I called my mom on the way home and told her about the dog, and she agreed to come with us in the morning. I called my husband and told him about the dog and he said he didn’t mind us having one as long as I was going to be responsible for it. I told him I’m used to being responsible for everything. [insert some sort of sick burn gif]

It wasn’t until before bed that I realized I’d never learned the dog’s name. I looked it up on the website. Larry. Of course it was Larry.

When we arrived back at the shelter at 10:15 am, just after they’d opened, Larry already had an adoption pending. I wanted to cry. We visited him anyway and he was more lively, but still very chill for a small dog. He was six months old and some kind of Yorkie/Terrier mix and he was awesome. My mom’s expert opinion was “get him!”

I decided to let fate take the wheel and put an adoption paperwork in on him. They said they had to process and call the first applicants first and I asked if we could just wait around, since the drive was so long. We went to Publix and bought lunch and snacks for the farm animals back at the shelter and proceeded to wait for two and a half hours to see if the first adoption people went through with it or not. I figured if it was meant to be, we’d get him.

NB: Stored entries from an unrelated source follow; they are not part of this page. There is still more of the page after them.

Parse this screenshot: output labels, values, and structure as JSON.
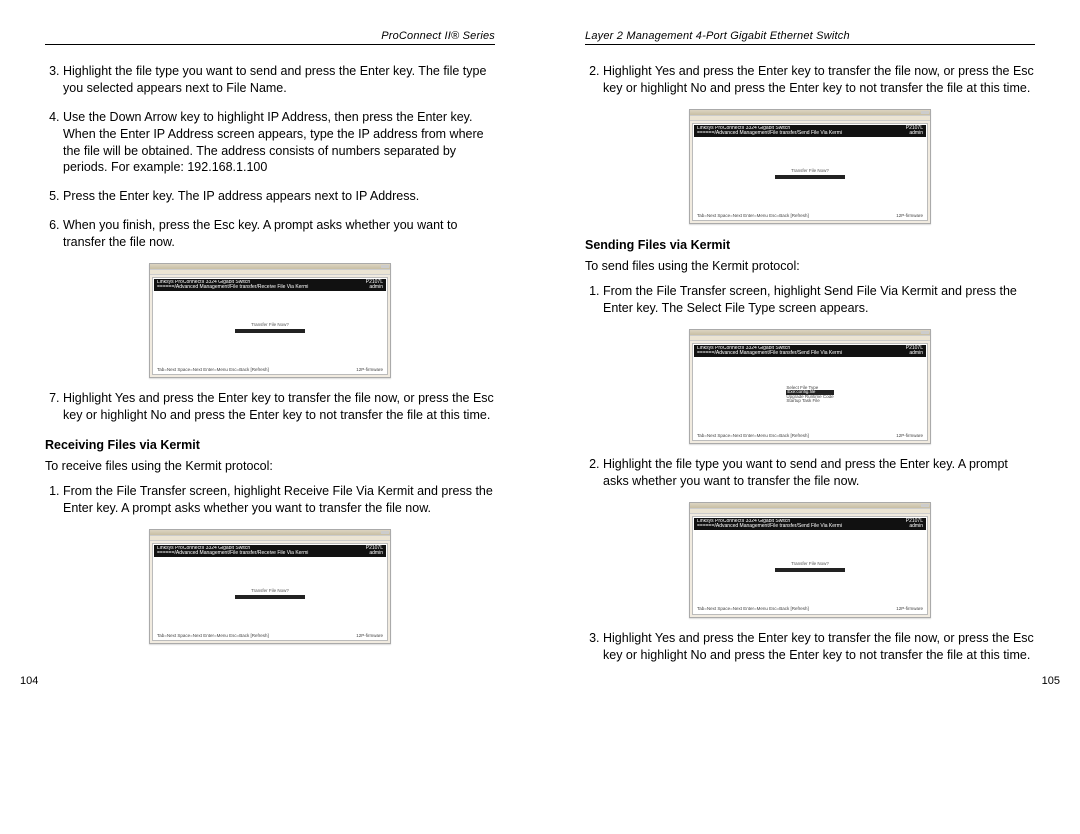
{
  "leftHeader": "ProConnect II® Series",
  "rightHeader": "Layer 2 Management 4-Port Gigabit Ethernet Switch",
  "left": {
    "steps_a": [
      "Highlight the file type you want to send and press the Enter key. The file type you selected appears next to File Name.",
      "Use the Down Arrow key to highlight IP Address, then press the Enter key. When the Enter IP Address screen appears, type the IP address from where the file will be obtained. The address consists of numbers separated by periods. For example: 192.168.1.100",
      "Press the Enter key. The IP address appears next to IP Address.",
      "When you finish, press the Esc key. A prompt asks whether you want to transfer the file now."
    ],
    "steps_b": [
      "Highlight Yes and press the Enter key to transfer the file now, or press the Esc key or highlight No and press the Enter key to not transfer the file at this time."
    ],
    "sectionHead": "Receiving Files via Kermit",
    "intro": "To receive files using the Kermit protocol:",
    "steps_c": [
      "From the File Transfer screen, highlight Receive File Via Kermit and press the Enter key. A prompt asks whether you want to transfer the file now."
    ],
    "pageNum": "104"
  },
  "right": {
    "steps_a": [
      "Highlight Yes and press the Enter key to transfer the file now, or press the Esc key or highlight No and press the Enter key to not transfer the file at this time."
    ],
    "sectionHead": "Sending Files via Kermit",
    "intro": "To send files using the Kermit protocol:",
    "steps_b": [
      "From the File Transfer screen, highlight Send File Via Kermit and press the Enter key. The Select File Type screen appears."
    ],
    "steps_c": [
      "Highlight the file type you want to send and press the Enter key. A prompt asks whether you want to transfer the file now."
    ],
    "steps_d": [
      "Highlight Yes and press the Enter key to transfer the file now, or press the Esc key or highlight No and press the Enter key to not transfer the file at this time."
    ],
    "pageNum": "105"
  },
  "screenshot": {
    "bannerLeft1": "Linksys ProConnectII 3324 Gigabit Switch",
    "bannerLeft2": "======/Advanced Management/File transfer/Receive File Via Kermi",
    "bannerLeft2b": "======/Advanced Management/File transfer/Send File Via Kermi",
    "bannerRight1": "P2107L",
    "bannerRight2": "admin",
    "prompt": "Transfer File Now?",
    "yes": "Yes",
    "fileTypeHead": "Select File Type",
    "fileTypes": [
      "Exe:config.file",
      "Upgrade Runtime Code",
      "Startup Task File"
    ],
    "status1": "Tab=Next Space=Next Enter=Menu  Esc=Back [Refresh]",
    "status2": "12P-firmware"
  }
}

Some time in the early afternoon, they called my cell and said that Larry was mine if I wanted him.

The adoption fee included a crate, a leash, a collar and a bowl. And Larry. They brought him to the front office while the kids waited at the front door, freaking out and arguing about his new name. Larry sat on my lap on the way home, curled up and content and well-behaved in the car.

I wish I could tell you that we had a realistic, difficult transition into dog ownership, but this dog was meant to be part of our family. (And the universe took it easy on me.) He had one night of whining in his crate and took to being crated like a champ after that. He still has accidents but not often if you keep an eye on him. He loves the back yard. He loves the kids. He loves the leash. (He does pee in his crate at night despite having very little room too, so I’m actively trying to figure out how to work on that habit.) He was great getting his nails filed and he loves other dogs.

I was making dinner that first night and decided to name him Oliver. Chipmunk supplied the middle name Buttowski.

My husband got home and immediately took to him. (Phew.)

I work at home alone all day and he’s been incredibly uplifting to have around. He sits on my lap and goofs around and wants to play fetch. He gets me to spend time in my backyard (which is huge and fenced in and great for dogs). He has me going on walks. He’s really stress relieving. He’s everything I’ve always heard people say about dogs, but I never understood it until a little dog made our family complete.

And that’s not the best part. The best part is Chipmunk, who has always been afraid of dogs.

You guys, you would not believe how this child has taken to Ollie. He hand feeds him kibbles. He baby-talks to him and pets him and snuggles with him. He wants to say goodnight and good morning. He’s affectionate and caring and it’s like nothing I’ve ever seen. I know that some dogs are trained to be autism companions and I can see why dogs are a good fit. Chipmunk’s autism is not severe, but it’s still incredible to see how his relationship with Ollie has brought out a side of him he’s never expressed before.

Moose also loves the dog, but at almost four, he’s still not super keen on being gentle. He also experienced a jealousy-related regression and started peeing all over the house. I’ve actually had more Moose-related issues than Ollie-related issues since getting Ollie.

As far as the allergies go, we’re being really pro-active. Chipmunk is over a year into his allergy shots. The dog isn’t allowed in any bedrooms or on furniture. I wash him every other day and clean his paws carefully when he comes in from outside. So far so good. A month in we haven’t seen any increase of allergy symptoms in me or Chipmunk. (And that’s with him off daily Claritin.)

So. We have a dog. I’m 100% happy and secure in the decision, despite it being kind of a rushed, crazy process. Our family feels complete now, and every single day I have a moment where I’m like holy crap, I’m so happy we adopted a dog.